地頭江 30分くらい踊ってる。7曲メドレーみたいな感じなので。3分半が7曲だから20分ちょっとか。
豊永 そういうとき、楽しいと思えば思うほど、きついってなるんですよ、息が。「(体が)動かん」って思うときにメンバーと目が合うと、「まだやらなきゃ」っていうか。
小田 周りが誰も手を抜いてないから。
豊永 使命感とかじゃなくて「まだまだやれるぞ!」っていう気になって。
小田 「前の人よりも踊ってやる!」みたいな。
豊永 アドレナリンってこれなんだと思いました。それこそ「大人列車」で、もか(武田)と目が合って。無言の、アイコンタクトでこんなに意思が伝わるんだって思った(笑)。「やるぞ!」って。
武田 「何でここで目が合うの?」っていうタイミングで目が合った。
豊永 テレパシーだったね。その前にも、はるたん(上野遥)さんとも目が合ったりして。メンバーと目が合うと、今までは「楽しいね』って感じだったんですけど、それよりもう1個踏み込んだアイコンタクトというか、ここまで気持ちが伝わる目線ってあるんだなって。「境地」だった(笑)。
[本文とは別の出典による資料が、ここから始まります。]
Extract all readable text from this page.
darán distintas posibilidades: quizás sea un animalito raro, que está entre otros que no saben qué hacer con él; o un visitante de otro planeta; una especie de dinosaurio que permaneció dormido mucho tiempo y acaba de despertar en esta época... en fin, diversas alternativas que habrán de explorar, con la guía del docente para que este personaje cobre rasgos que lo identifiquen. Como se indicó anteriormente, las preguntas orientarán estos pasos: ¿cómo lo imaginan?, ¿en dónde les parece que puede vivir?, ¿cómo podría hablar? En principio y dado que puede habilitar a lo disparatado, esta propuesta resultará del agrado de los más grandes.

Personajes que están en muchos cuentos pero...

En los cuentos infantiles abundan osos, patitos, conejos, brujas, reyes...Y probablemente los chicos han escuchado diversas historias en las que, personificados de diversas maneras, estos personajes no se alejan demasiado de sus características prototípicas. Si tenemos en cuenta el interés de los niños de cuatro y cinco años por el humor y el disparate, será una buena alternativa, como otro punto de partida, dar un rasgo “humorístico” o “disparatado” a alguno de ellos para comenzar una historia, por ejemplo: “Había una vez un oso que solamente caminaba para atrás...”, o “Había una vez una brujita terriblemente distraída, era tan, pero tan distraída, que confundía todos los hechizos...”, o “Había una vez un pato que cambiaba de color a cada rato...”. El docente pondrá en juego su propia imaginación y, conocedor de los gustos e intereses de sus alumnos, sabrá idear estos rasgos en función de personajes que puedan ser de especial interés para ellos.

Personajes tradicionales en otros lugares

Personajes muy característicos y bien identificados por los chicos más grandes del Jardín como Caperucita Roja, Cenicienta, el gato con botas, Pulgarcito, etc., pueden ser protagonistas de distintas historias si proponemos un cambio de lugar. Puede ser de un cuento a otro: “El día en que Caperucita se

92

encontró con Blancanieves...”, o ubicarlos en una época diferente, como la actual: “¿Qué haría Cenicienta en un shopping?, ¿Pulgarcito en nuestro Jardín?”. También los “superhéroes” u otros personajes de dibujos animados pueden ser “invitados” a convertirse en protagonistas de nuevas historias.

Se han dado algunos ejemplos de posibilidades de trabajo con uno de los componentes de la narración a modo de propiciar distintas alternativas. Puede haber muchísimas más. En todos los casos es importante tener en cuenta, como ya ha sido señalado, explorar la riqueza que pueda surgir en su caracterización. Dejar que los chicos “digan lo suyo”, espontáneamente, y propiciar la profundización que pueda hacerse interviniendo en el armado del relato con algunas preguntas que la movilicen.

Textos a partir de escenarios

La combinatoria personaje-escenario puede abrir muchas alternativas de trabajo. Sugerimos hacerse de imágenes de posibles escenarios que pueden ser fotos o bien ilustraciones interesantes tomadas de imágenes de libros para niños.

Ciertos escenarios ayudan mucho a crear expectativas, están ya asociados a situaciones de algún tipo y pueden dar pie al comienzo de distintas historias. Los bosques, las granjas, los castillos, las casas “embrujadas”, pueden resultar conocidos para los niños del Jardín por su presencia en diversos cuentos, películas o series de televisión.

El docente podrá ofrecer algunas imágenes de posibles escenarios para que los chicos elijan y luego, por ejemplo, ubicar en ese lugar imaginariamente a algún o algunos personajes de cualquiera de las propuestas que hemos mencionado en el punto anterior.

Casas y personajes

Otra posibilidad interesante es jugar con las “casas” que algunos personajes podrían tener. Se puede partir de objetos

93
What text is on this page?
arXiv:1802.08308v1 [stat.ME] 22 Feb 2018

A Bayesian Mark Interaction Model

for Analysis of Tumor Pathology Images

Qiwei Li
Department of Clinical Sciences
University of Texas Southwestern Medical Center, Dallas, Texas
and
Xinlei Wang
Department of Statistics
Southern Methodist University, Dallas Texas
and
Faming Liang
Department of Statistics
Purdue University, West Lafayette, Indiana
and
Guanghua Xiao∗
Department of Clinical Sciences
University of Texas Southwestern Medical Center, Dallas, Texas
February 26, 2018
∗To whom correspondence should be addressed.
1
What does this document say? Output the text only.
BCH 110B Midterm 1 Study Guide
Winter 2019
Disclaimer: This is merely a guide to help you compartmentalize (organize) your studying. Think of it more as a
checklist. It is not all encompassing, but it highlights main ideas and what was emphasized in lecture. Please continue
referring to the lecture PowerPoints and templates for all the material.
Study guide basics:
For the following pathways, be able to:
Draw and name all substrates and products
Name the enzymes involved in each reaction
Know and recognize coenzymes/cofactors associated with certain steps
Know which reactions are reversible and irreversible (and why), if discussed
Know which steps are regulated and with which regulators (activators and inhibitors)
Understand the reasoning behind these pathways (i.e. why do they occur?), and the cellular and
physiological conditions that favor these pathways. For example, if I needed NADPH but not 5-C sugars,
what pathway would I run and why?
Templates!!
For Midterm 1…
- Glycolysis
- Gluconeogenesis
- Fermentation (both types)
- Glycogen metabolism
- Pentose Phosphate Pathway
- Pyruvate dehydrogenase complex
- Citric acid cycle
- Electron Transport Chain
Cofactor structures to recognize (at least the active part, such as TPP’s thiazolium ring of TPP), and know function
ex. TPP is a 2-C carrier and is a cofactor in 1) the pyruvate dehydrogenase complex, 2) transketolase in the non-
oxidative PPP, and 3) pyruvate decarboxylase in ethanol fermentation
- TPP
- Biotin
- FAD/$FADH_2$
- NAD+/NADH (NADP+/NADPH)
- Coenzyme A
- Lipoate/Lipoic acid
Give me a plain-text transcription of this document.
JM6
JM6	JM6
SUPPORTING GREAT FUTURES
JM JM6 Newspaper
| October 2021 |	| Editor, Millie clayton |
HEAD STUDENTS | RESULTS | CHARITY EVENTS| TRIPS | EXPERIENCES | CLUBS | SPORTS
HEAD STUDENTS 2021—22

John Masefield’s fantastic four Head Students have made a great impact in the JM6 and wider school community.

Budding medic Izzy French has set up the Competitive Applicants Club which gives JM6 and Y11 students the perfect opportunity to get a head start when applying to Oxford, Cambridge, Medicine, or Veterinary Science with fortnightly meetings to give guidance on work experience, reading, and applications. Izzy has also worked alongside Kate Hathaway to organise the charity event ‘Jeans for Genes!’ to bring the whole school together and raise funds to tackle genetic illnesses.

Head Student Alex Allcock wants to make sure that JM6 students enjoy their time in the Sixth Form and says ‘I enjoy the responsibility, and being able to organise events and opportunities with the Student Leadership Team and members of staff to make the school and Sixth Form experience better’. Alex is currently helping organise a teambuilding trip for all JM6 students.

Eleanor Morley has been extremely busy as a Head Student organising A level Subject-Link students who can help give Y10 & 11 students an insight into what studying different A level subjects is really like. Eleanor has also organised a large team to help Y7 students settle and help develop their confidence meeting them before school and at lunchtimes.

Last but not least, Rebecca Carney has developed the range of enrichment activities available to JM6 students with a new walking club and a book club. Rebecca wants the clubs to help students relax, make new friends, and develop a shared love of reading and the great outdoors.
地頭江 本当に死ぬかと思った(笑)。先輩が卒業していくっていうのもあったんですけど、休演も2人いて、その穴も埋めなきゃいけなくて。2日前くらいに(田島)芽瑠さんが出られなくなって(月足)天音も出られなくなって。ダンスパートの芽瑠さんのポジションに入ることになって、私は(初日の)サンパレスしかその部分に出られないから、ここで絶対何かを残さないといけないと思って。同期4人で踊ったんですけど、いちばん踊らないといけないと思ったから、頑張ったんですよ。その後、指原さんが、「ダンスパートの下手から2番目がうまかった」って言ってくださって。多分私なんですけど、自分で言うのはあれなんで(笑)。ちょっと、頑張ったのを認めてもらった気がして、うれしくて。ダンスパートは選ばれた人しか出られないし、一番きつくて。ごりごりに踊って「終わった」と思ったらその後5曲くらい踊るから、本当に三途の川見えるんじゃないかって思った。滝行かっていうくらい汗が出た。
豊永 「境地」だったけど、終わったあとの感想は「疲れた』じゃなかったんですよね。体も疲労してるだろうし、出し切った感じなんですけど「楽しかった」と思って。昼公演の前にリハで1公演くらいやってたんですけど、昼公演もその次があると思わず、ペース配分も考えずやったけど意外と回復して。
小田 寝られなかった。マネジャーさんが送ってくれたライブの写真見ながら、思い出に浸ってた。
地頭江 ステージの裏にトレーナーさんがいて「ちょっと足痛いな」みたいな人をケアしてくださってるんですけど、いつもこんなに来ないだろっていうくらい人がいて(笑)。トレーナーさんが「公演とかで疲れてるっていうのもあるけど、それ以上にいつもよりみんなが踊ってるから、今日は体痛めてる人が多い」って言ってて。ちょっと一周回ってうれしくなって(笑)。本当にみんなで一つになって楽しんで頑張ってるのが、周りにも伝わってるんだと思って。
武田 ずっと、誰かしら待ってたもんね。
豊永 それを普通にできていくHKTになりたいなと思いましたね。初日が全員で、その後は少しずついろんなメンバーでグループになって回っていくので。人数が減る分、パワーの総数は減るじゃないですか。でもそれを感じさせないというか、その分一人一人を見てもらう時間も増えると思うし。個性が強いメンバーが本当に多いので、一人一人の良さに、さらに気付いてもらえるようなツアーにできたらなって思います。